Mama Santi menghampiri sang putri bungsu dan memeluknya erat-erat. Entah apa yang selama ini Alula tidak tahu tentang adiknya itu.
"Lulu, adikmu sudah tidak perawan lagi! dia di perkosa oleh anak kepala Sekolahnya sendiri. Tapi beruntungnya, bocah brengsek itu masih sedikit cerdik dengan menggunakan pengaman saat melakukan pemerkosaannya!" Tutur Pak Heru yang akhirnya buka suara.
"A...apa? I...ini gak mungkin, kan Lun? kenapa kamu gak pernah cerita sama Kakak? lalu, apa Papa sudah meminta pertanggungjawaban mereka?" Lulu terkejut bukan main. Pantas saja setelah Luna pindah Sekolah, perhatian Mama dan Papanya kian besar pada sang adik, ternyata inilah alasan mereka berlaku demikian.
"Papa sudah menemui bocah brengsek itu dan keluarganya. Awalnya mereka tidak mengakui perilaku bejat putra brengsek mereka, tapi setelah mereka melihat bukti yang Papa bawa dari Rumah Sakit tentang hasil visum Aluna, mereka mulai percaya dan menghukum putranya saat itu juga!" Tutur Pak Heru menjelaskan.

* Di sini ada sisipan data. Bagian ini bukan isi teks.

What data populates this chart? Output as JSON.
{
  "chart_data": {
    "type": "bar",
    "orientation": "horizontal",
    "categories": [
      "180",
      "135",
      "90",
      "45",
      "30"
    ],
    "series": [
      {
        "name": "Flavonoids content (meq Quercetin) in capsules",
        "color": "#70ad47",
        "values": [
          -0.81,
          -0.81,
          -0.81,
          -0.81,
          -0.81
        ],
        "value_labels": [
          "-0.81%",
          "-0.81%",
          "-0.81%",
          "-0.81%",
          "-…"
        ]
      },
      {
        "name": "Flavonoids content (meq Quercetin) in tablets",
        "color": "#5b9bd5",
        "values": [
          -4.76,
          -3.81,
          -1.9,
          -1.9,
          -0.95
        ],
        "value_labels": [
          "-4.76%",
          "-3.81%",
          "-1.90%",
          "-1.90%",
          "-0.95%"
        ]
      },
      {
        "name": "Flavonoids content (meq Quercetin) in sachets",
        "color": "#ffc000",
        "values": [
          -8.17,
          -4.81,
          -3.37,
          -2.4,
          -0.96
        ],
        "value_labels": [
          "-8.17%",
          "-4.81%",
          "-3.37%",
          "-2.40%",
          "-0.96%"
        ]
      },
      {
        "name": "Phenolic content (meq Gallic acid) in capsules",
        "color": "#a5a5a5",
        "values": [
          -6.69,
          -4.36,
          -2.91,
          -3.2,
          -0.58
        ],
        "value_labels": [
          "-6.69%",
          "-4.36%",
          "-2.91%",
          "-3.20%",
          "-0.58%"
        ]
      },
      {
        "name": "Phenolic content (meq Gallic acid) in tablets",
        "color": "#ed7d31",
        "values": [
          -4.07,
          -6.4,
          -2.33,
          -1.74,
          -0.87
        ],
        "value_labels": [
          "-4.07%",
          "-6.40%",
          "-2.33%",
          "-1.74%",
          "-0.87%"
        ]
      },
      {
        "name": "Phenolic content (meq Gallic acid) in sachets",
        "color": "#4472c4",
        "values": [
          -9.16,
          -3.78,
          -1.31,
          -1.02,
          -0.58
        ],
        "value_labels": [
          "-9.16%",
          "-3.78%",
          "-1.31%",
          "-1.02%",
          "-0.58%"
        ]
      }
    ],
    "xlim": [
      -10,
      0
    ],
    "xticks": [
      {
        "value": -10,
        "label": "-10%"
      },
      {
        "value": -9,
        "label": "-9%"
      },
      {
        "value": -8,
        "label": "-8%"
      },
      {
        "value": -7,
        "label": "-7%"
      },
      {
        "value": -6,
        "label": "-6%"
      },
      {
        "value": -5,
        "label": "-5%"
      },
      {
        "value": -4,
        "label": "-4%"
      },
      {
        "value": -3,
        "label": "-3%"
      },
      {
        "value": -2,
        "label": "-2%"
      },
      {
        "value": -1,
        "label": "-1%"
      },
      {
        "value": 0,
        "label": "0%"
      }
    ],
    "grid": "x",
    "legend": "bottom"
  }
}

"Apa Papa tidak menuntut ganti rugi lainnya? Pa, Luna pasti terguncang mentalnya, dia pasti trauma dengan kejadian ini!" Lulu menatap sang adik yang masih dalam pelukan sang Mama. Dia semakin merasa bersalah karena sudah menuduh sang adik yang selalu mencari perhatian lebih dari kedua orangtuanya.
"Sebelum Papa mengajukan tuntutan, mereka sudah mengajukannya terlebih dulu sebagai bentuk pertanggungjawaban, mereka bilang mereka akan membiayai Aluna untuk pemulihan traumanya pada psikiater terbaik di Kota ini. Selain itu, mereka juga akan membiayai pendidikan Aluna hingga dia lulus kuliah," Ucap Pak Heru.
"Hanya itu? apa Papa tidak mengajukan hal lainnya lagi? seperti memenjarakan bocah brengsek itu misalnya?" Ucap Alula terlihat tak puas.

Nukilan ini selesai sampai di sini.